Further, the right-rear passenger can control the front passenger seat’s position to give him or her even more room. Passengers can also take advantage of a 110-volt charging outlet, a USB outlet, and a wifi hotspot. Rear-seat passengers can also control the MKT Town Car’s audio system.
The second variant is the MKT Town Car Limousine chassis. Though not a factory stretch, the factory adds a number of heavy-duty components to facilitate up to a 120-inch (10 foot) stretch without compromising the MKT’s durability or driveability (that is, if you can handle an extra 10 feet of vehicle length when it comes to parking and turning). The Limousine model comes with standard all wheel drive, a heavy duty transmission, and heavy duty electric power steering, and ditches the MKT’s standard third-row seat. Ford is likely confident that coachbuilders will have their own plans for that space.
Though the technology and comfort, and likely the fuel economy, will improve with the change from the Panther-based Town Car to the D4-based Town Car, it remains to be seen whether livery buyers will accept a crossover silhouette – despite the on-paper advantages – and a platform that is unlikely to be able to stand up to the kind of abuse that the Panther’s antediluvian body-on-frame layout could. Limo drivers shouldn’t expect to hit curbs at 40 miles per hour and damage only a wheel in the MKT.

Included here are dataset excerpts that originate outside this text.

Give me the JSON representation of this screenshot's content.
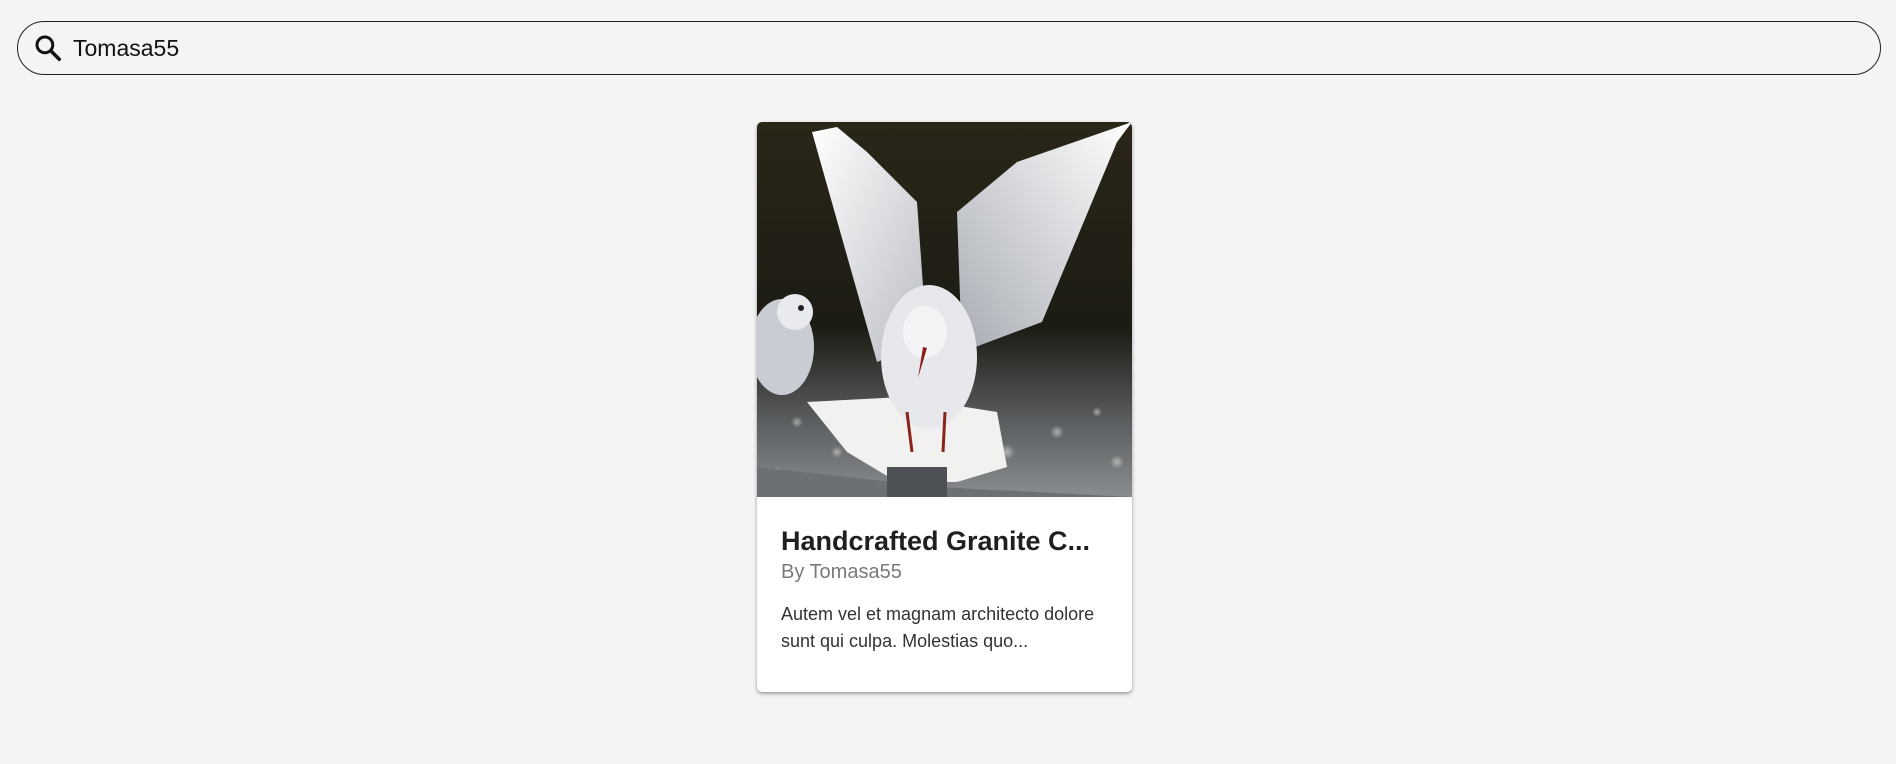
{
  "search": {
    "icon": "search-icon",
    "value": "Tomasa55"
  },
  "results": [
    {
      "image": "seagull-photo",
      "title": "Handcrafted Granite C...",
      "author": "By Tomasa55",
      "description": "Autem vel et magnam architecto dolore sunt qui culpa. Molestias quo..."
    }
  ]
}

The thing is, there isn’t really another alternative for the old Town Car buyers that would give them exactly what they had before. If they want to stay on the body-on-frame architecture, there are no more passenger cars sold in North America with that layout, so only trucks like the Navigator and Escalade are options. If those buyers want the traditional sedan body, they could go across the street to the Cadillac dealer and pick up a front wheel drive also-ran in the Cadillac DTS (and, within a year or two, a larger front wheel drive Cadillac XTS).

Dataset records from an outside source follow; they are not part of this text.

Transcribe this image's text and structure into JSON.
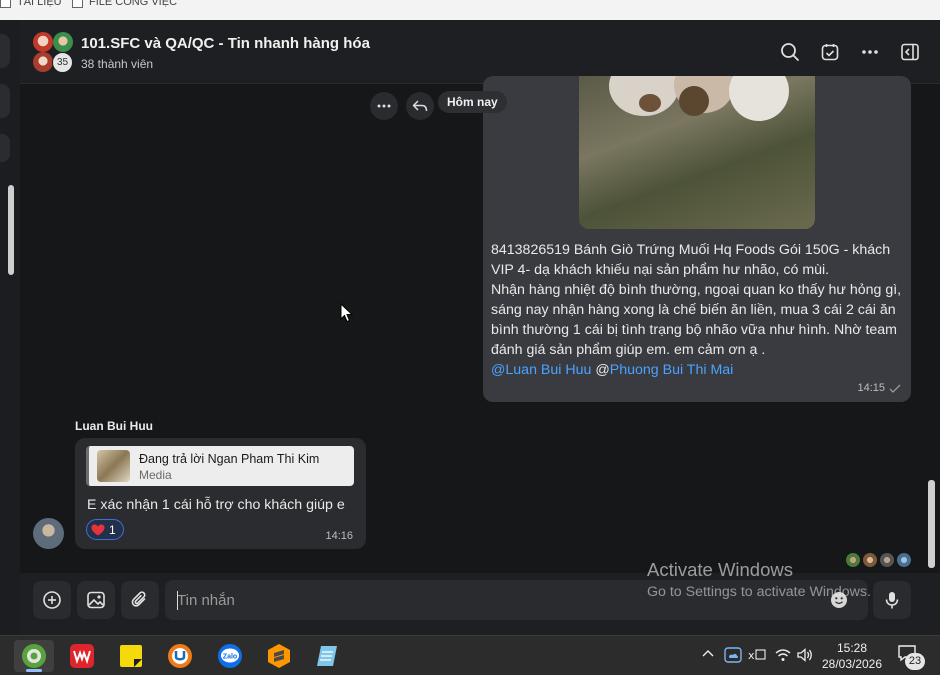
{
  "desktop": {
    "checkbox1": "TÀI LIỆU",
    "checkbox2": "FILE CÔNG VIỆC"
  },
  "header": {
    "title": "101.SFC và QA/QC - Tin nhanh hàng hóa",
    "member_count": "38 thành viên",
    "avatar_badge": "35"
  },
  "date_separator": "Hôm nay",
  "outgoing": {
    "lines": [
      "8413826519 Bánh Giò Trứng Muối Hq Foods Gói 150G - khách VIP 4- dạ khách khiếu nại sản phẩm hư nhão, có mùi.",
      "Nhận hàng nhiệt độ bình thường, ngoại quan ko thấy hư hỏng gì, sáng nay nhận hàng xong là chế biến ăn liền, mua 3 cái 2 cái ăn bình thường 1 cái bị tình trạng bộ nhão vữa như hình. Nhờ team đánh giá sản phẩm giúp em. em cảm ơn ạ ."
    ],
    "mention1": "@Luan Bui Huu",
    "mention_at": " @",
    "mention2": "Phuong Bui Thi Mai",
    "time": "14:15"
  },
  "incoming": {
    "sender": "Luan Bui Huu",
    "reply_title": "Đang trả lời Ngan Pham Thi Kim",
    "reply_sub": "Media",
    "text": "E xác nhận 1 cái hỗ trợ cho khách giúp e",
    "reaction_count": "1",
    "time": "14:16"
  },
  "input": {
    "placeholder": "Tin nhắn"
  },
  "watermark": {
    "line1": "Activate Windows",
    "line2": "Go to Settings to activate Windows."
  },
  "taskbar": {
    "time": "15:28",
    "date": "28/03/2026",
    "notification_count": "23",
    "apps": [
      "coccoc-browser",
      "wps-office",
      "sticky-notes",
      "ultraviewer",
      "zalo",
      "sublime-text",
      "notepad"
    ]
  },
  "colors": {
    "accent_mention": "#4aa3ff",
    "bubble_out": "#3a3b40",
    "bubble_in": "#2b2c30",
    "background": "#161719"
  }
}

The higher roofline and additional passenger and cargo volume when compared to the old Town Car, however, should prove reasonably popular with the folks who will actually be sitting in the back seats, being chauffeur driven. And Ford surely likes the idea of increasing MKT sales, while being able to shut down the St. Thomas, Ontario plant that built the old one. It sounds to us as if the benefits of this change are fuel efficiency and plant capacity efficiency. In 2007, I rented a 2006 Town Car from Hertz, and it felt like I was driving an SUV with a sedan body. It’s odd that the truck-looking MKT will actually provide a more car-like driving experience than the car-looking Town Car did, but that’s just a result of the different architectures.
To paraphrase something we once said on Full Metal Autos, the Town Car is Dead. Long live the Town Car.